Youngest son of William Marshal

Ansel Marshal (also Ancel or Hansel, usually Anseau in French, died 23 December 1245) was the youngest and last of the five lawful sons of William Marshal. The rarity of the name in England often led it to be mistaken for the Lombardic Anselm. He was named after his father's youngest brother, a household knight active in the 1170s.

==Life==
Ansel was the youngest son of William Marshal and Isabel de Clare. He was reportedly born when his father was in his mid-sixties, during his Irish exile. When his father was writing his testament in 1219, he had initially planned not to give anything to Ansel, despite loving him. He then reconsidered, after his advisors's suggestment, and set aside an annuity of £140 for him, which was to come from a land in Leinster.

Ansel was a present figure both in the earlship of his brother Gilbert and in that of his brother Walter, frequently witnessing their acts. He married Matilda, daughter of Humphrey de Bohun. It was probably upon the marriage that he was granted by his brother the marshal manors of Avilgton and Awre in Gloucestershire, which he was already holding in December 1244 while hosting his father in law.

===Inheritance and death===
On 27 November 1245, Ansel's elder brother, Walter, died childless, and he succeeded him as Earl of Pembroke. On 3 December, King Henry III communicated his intention of delivering him the inheritance as soon as he paid him homage, but Ansel never did this as he must have already been ill at the time.
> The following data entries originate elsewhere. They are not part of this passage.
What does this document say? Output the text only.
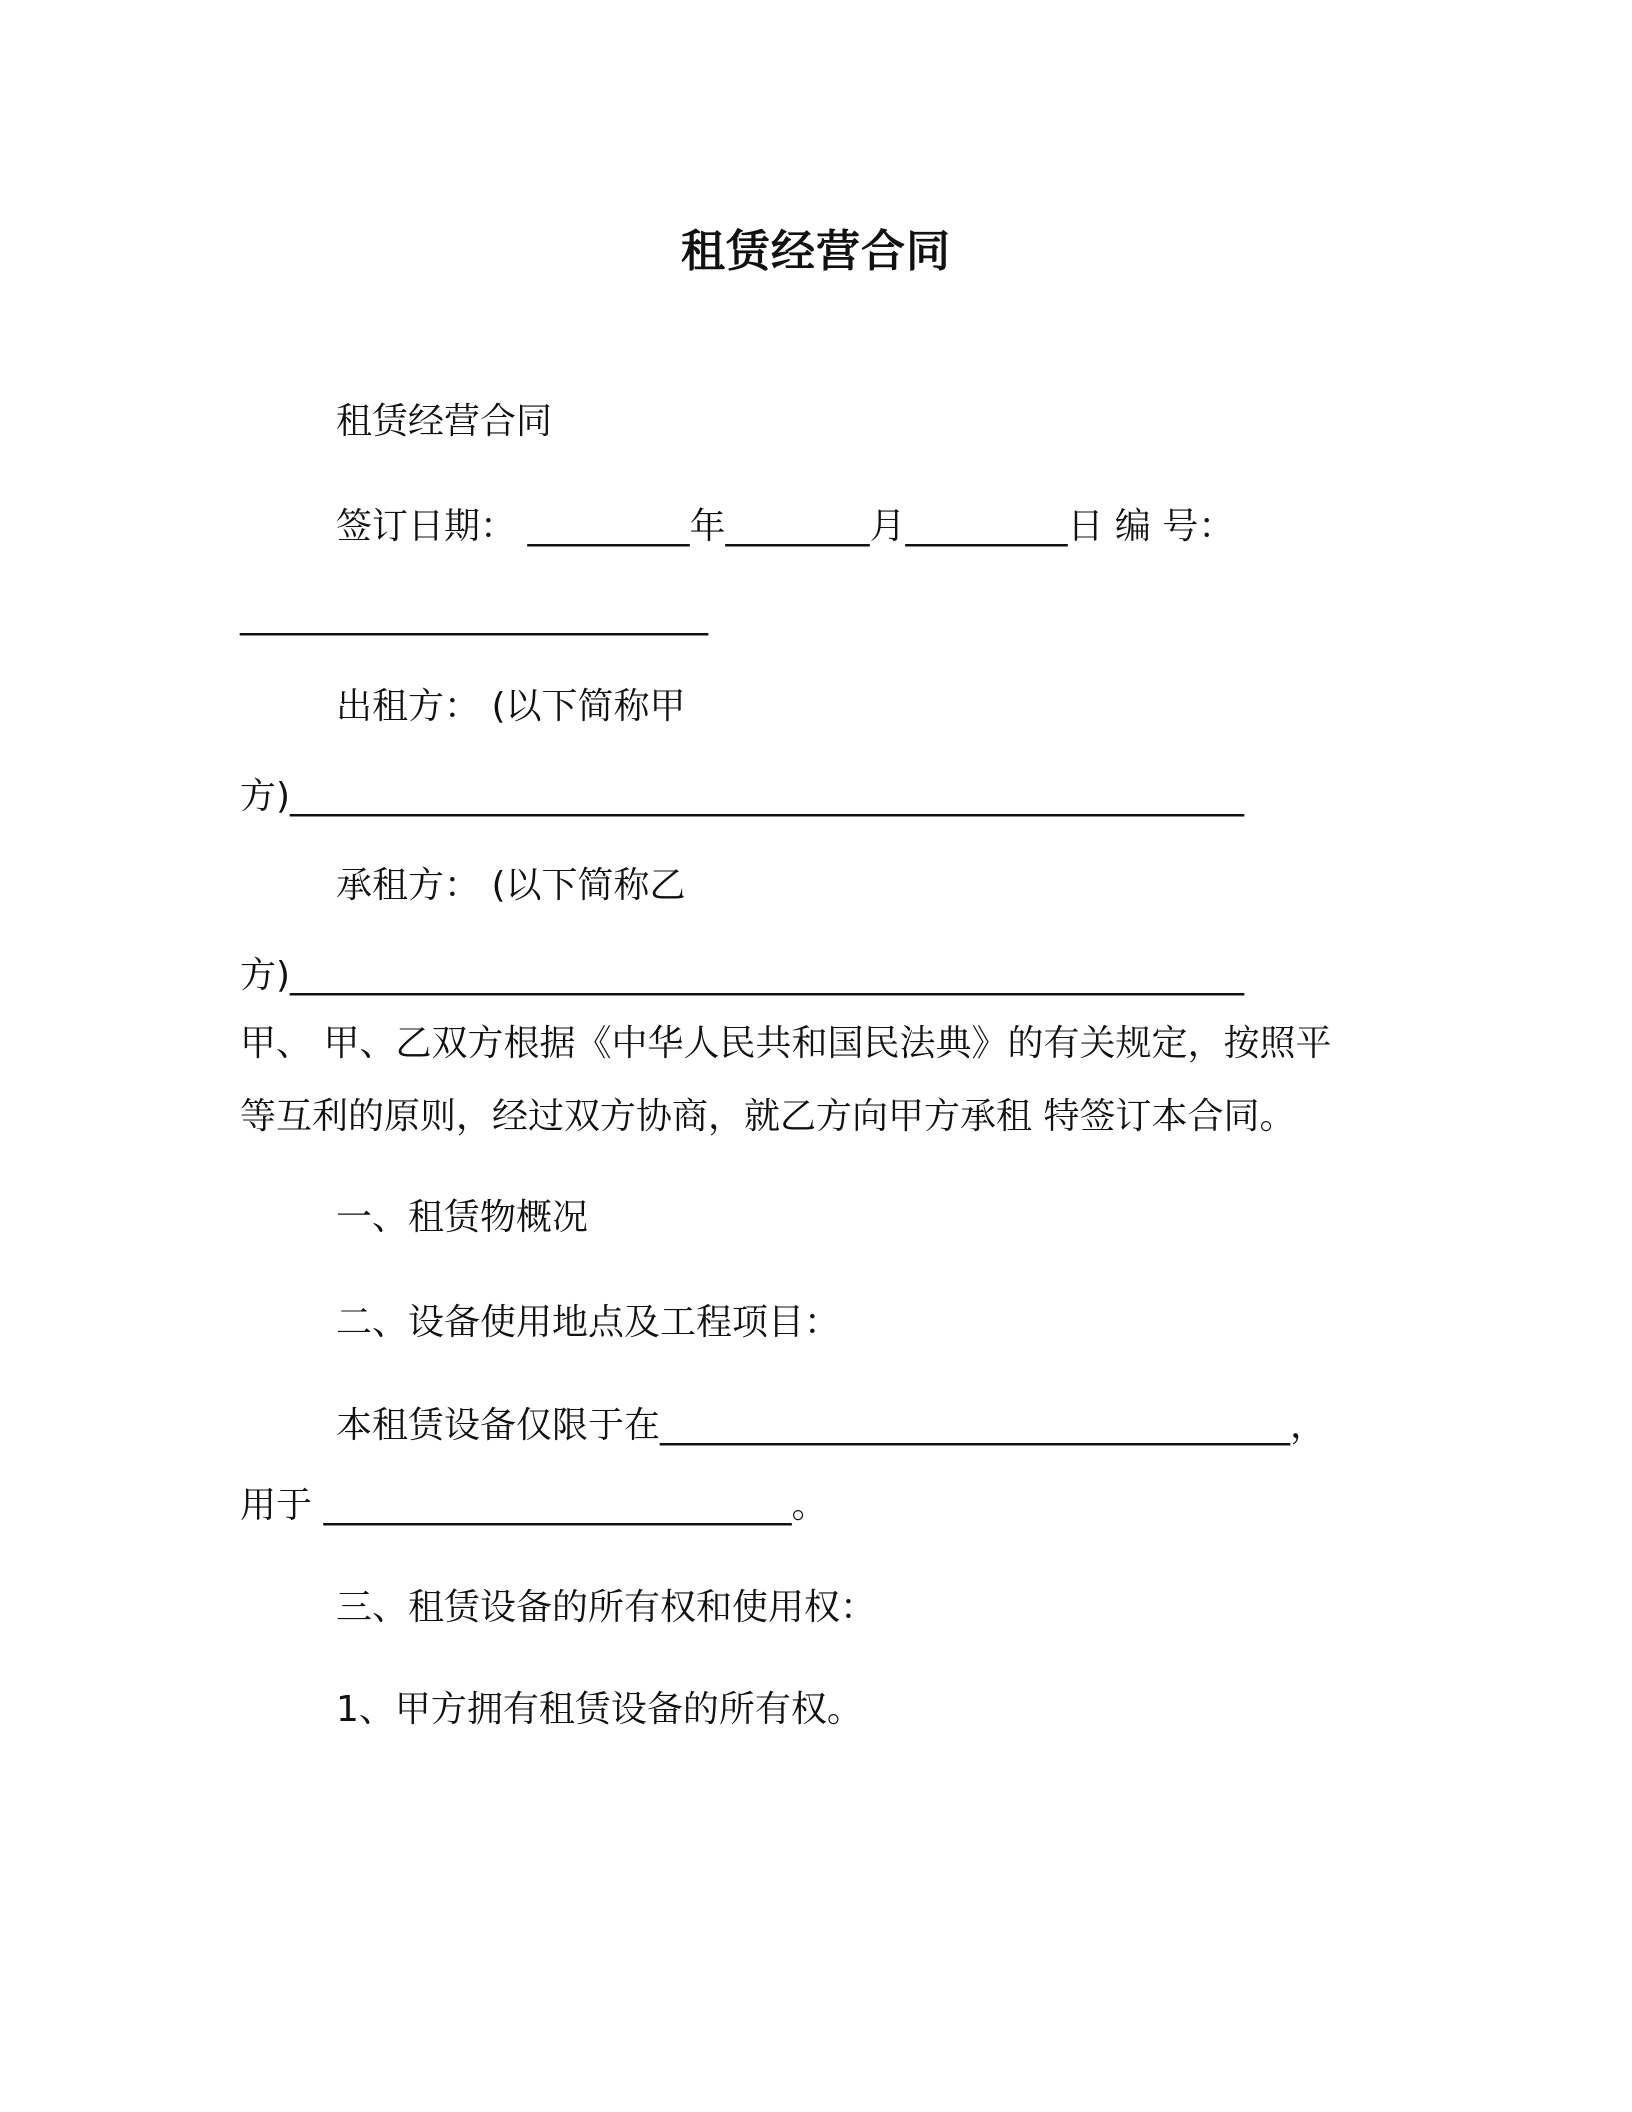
租赁经营合同
租赁经营合同
签订日期： _________年________月_________日 编 号：
__________________________
出租方： (以下简称甲
方)_____________________________________________________
承租方： (以下简称乙
方)_____________________________________________________
甲、 甲、乙双方根据《中华人民共和国民法典》的有关规定，按照平
等互利的原则，经过双方协商，就乙方向甲方承租 特签订本合同。
一、租赁物概况
二、设备使用地点及工程项目：
本租赁设备仅限于在___________________________________，
用于 __________________________。
三、租赁设备的所有权和使用权：
1、甲方拥有租赁设备的所有权。
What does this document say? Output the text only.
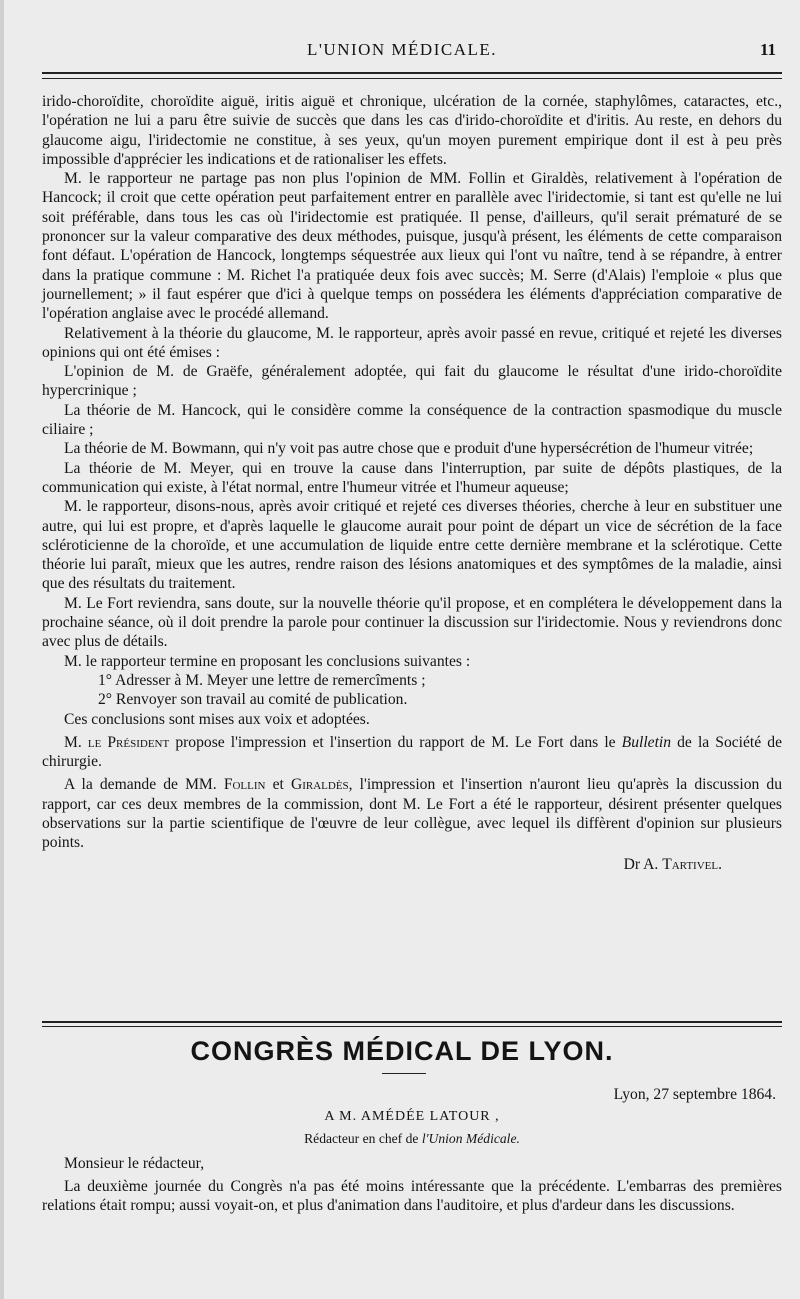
L'UNION MÉDICALE.	11

irido-choroïdite, choroïdite aiguë, iritis aiguë et chronique, ulcération de la cornée, staphylômes, cataractes, etc., l'opération ne lui a paru être suivie de succès que dans les cas d'irido-choroïdite et d'iritis. Au reste, en dehors du glaucome aigu, l'iridectomie ne constitue, à ses yeux, qu'un moyen purement empirique dont il est à peu près impossible d'apprécier les indications et de rationaliser les effets.

M. le rapporteur ne partage pas non plus l'opinion de MM. Follin et Giraldès, relativement à l'opération de Hancock; il croit que cette opération peut parfaitement entrer en parallèle avec l'iridectomie, si tant est qu'elle ne lui soit préférable, dans tous les cas où l'iridectomie est pratiquée. Il pense, d'ailleurs, qu'il serait prématuré de se prononcer sur la valeur comparative des deux méthodes, puisque, jusqu'à présent, les éléments de cette comparaison font défaut. L'opération de Hancock, longtemps séquestrée aux lieux qui l'ont vu naître, tend à se répandre, à entrer dans la pratique commune : M. Richet l'a pratiquée deux fois avec succès; M. Serre (d'Alais) l'emploie « plus que journellement; » il faut espérer que d'ici à quelque temps on possédera les éléments d'appréciation comparative de l'opération anglaise avec le procédé allemand.

Relativement à la théorie du glaucome, M. le rapporteur, après avoir passé en revue, critiqué et rejeté les diverses opinions qui ont été émises :

L'opinion de M. de Graëfe, généralement adoptée, qui fait du glaucome le résultat d'une irido-choroïdite hypercrinique ;

La théorie de M. Hancock, qui le considère comme la conséquence de la contraction spasmodique du muscle ciliaire ;

La théorie de M. Bowmann, qui n'y voit pas autre chose que e produit d'une hypersécrétion de l'humeur vitrée;

La théorie de M. Meyer, qui en trouve la cause dans l'interruption, par suite de dépôts plastiques, de la communication qui existe, à l'état normal, entre l'humeur vitrée et l'humeur aqueuse;

M. le rapporteur, disons-nous, après avoir critiqué et rejeté ces diverses théories, cherche à leur en substituer une autre, qui lui est propre, et d'après laquelle le glaucome aurait pour point de départ un vice de sécrétion de la face scléroticienne de la choroïde, et une accumulation de liquide entre cette dernière membrane et la sclérotique. Cette théorie lui paraît, mieux que les autres, rendre raison des lésions anatomiques et des symptômes de la maladie, ainsi que des résultats du traitement.

M. Le Fort reviendra, sans doute, sur la nouvelle théorie qu'il propose, et en complétera le développement dans la prochaine séance, où il doit prendre la parole pour continuer la discussion sur l'iridectomie. Nous y reviendrons donc avec plus de détails.

M. le rapporteur termine en proposant les conclusions suivantes :

1° Adresser à M. Meyer une lettre de remercîments ;

2° Renvoyer son travail au comité de publication.

Ces conclusions sont mises aux voix et adoptées.

M. le Président propose l'impression et l'insertion du rapport de M. Le Fort dans le Bulletin de la Société de chirurgie.

A la demande de MM. Follin et Giraldès, l'impression et l'insertion n'auront lieu qu'après la discussion du rapport, car ces deux membres de la commission, dont M. Le Fort a été le rapporteur, désirent présenter quelques observations sur la partie scientifique de l'œuvre de leur collègue, avec lequel ils diffèrent d'opinion sur plusieurs points.

Dr A. Tartivel.
CONGRÈS MÉDICAL DE LYON.
Lyon, 27 septembre 1864.
A M. AMÉDÉE LATOUR ,
Rédacteur en chef de l'Union Médicale.
Monsieur le rédacteur,

La deuxième journée du Congrès n'a pas été moins intéressante que la précédente. L'embarras des premières relations était rompu; aussi voyait-on, et plus d'animation dans l'auditoire, et plus d'ardeur dans les discussions.
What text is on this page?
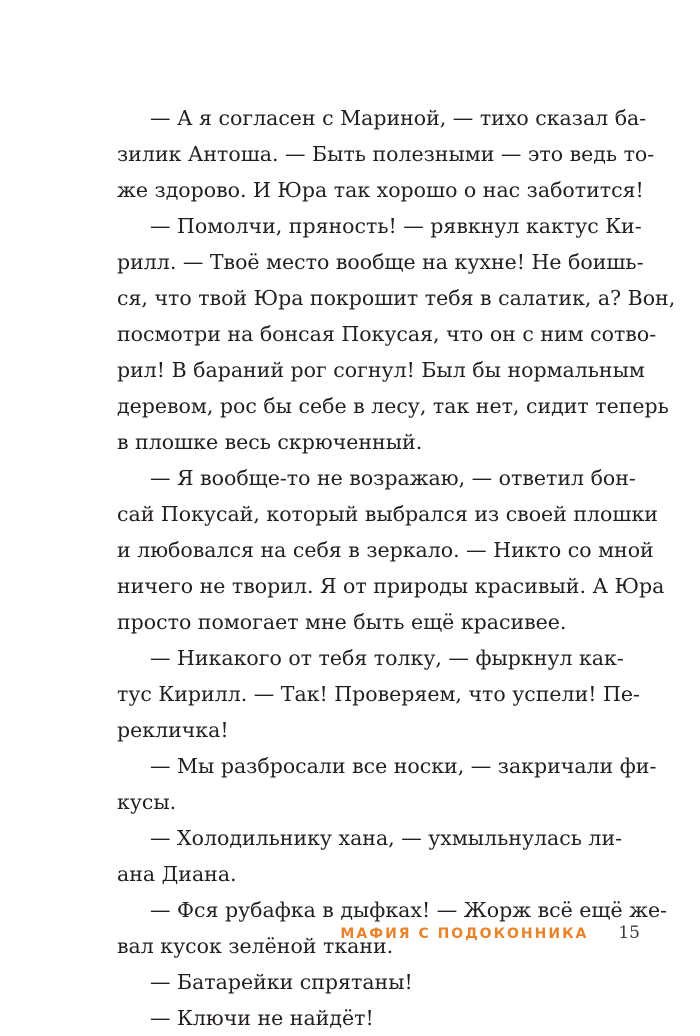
— А я согласен с Мариной, — тихо сказал ба-

зилик Антоша. — Быть полезными — это ведь то-

же здорово. И Юра так хорошо о нас заботится!

— Помолчи, пряность! — рявкнул кактус Ки-

рилл. — Твоё место вообще на кухне! Не боишь-

ся, что твой Юра покрошит тебя в салатик, а? Вон,

посмотри на бонсая Покусая, что он с ним сотво-

рил! В бараний рог согнул! Был бы нормальным

деревом, рос бы себе в лесу, так нет, сидит теперь

в плошке весь скрюченный.

— Я вообще-то не возражаю, — ответил бон-

сай Покусай, который выбрался из своей плошки

и любовался на себя в зеркало. — Никто со мной

ничего не творил. Я от природы красивый. А Юра

просто помогает мне быть ещё красивее.

— Никакого от тебя толку, — фыркнул как-

тус Кирилл. — Так! Проверяем, что успели! Пе-

рекличка!

— Мы разбросали все носки, — закричали фи-

кусы.

— Холодильнику хана, — ухмыльнулась ли-

ана Диана.

— Фся рубафка в дыфках! — Жорж всё ещё же-

вал кусок зелёной ткани.

— Батарейки спрятаны!

— Ключи не найдёт!

МАФИЯ С ПОДОКОННИКА 15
He died of the illness at Chepstow Castle, probably on 23 December 1245. He was buried at Tintern Abbey near his mother and brother, ending the lawful male line of the Marshal family. Since he never received the inheritance, his widow Matilda was denied her dower (though she was assigned an annuity of £60) but she continued to call herself "Matilda Marshal" for the rest of her life, even after she remarried to Roger de Quincy. The king then assumed the control of the Marshal estate in order to divide them between Ansel's five sisters.

==Aftermath==
After the childless death of Ansel, the title of marshal of England passed onto his older sister Matilda Bigod, countess of Norfolk on 22 July 1246, when the heirs of the Marshal family paid homage to the king at Oxford. The title is still held today by the dukes of Norfolk. The vast Marshal inheritance in England, Wales and Ireland was formally divided in 1245 between Matilda and the children of her three younger sisters, who had all predeceased her.

The historian Matthew Paris addresses the rapid extinction of the Marshal lineage to a curse bestowed upon the family by the bishop of Ferns, Albin O'Molloy, after exactions on his diocese levied by William Marshal the elder. Paris claims that when Ansel and his brothers were in their prime, their mother Isabel had foretold that "all would be earls of the same county".

==Sources==
- Acts and Letters of the Marshal Family 1156-1248: Earls of Pembroke and Marshals of England, ed. David Crouch, Camden Society 5th series, 47 (Cambridge: CUP, 2015).
- Cokayne, George E. (1945). "The New Complete Peerage"
- R.F. Walker, 'The Earls of Pembroke, 1138-1389' in, Pembrokeshire County History ii, Medieval Pembrokeshire, ed. R.F. Walker (Haverfordwest, 2002).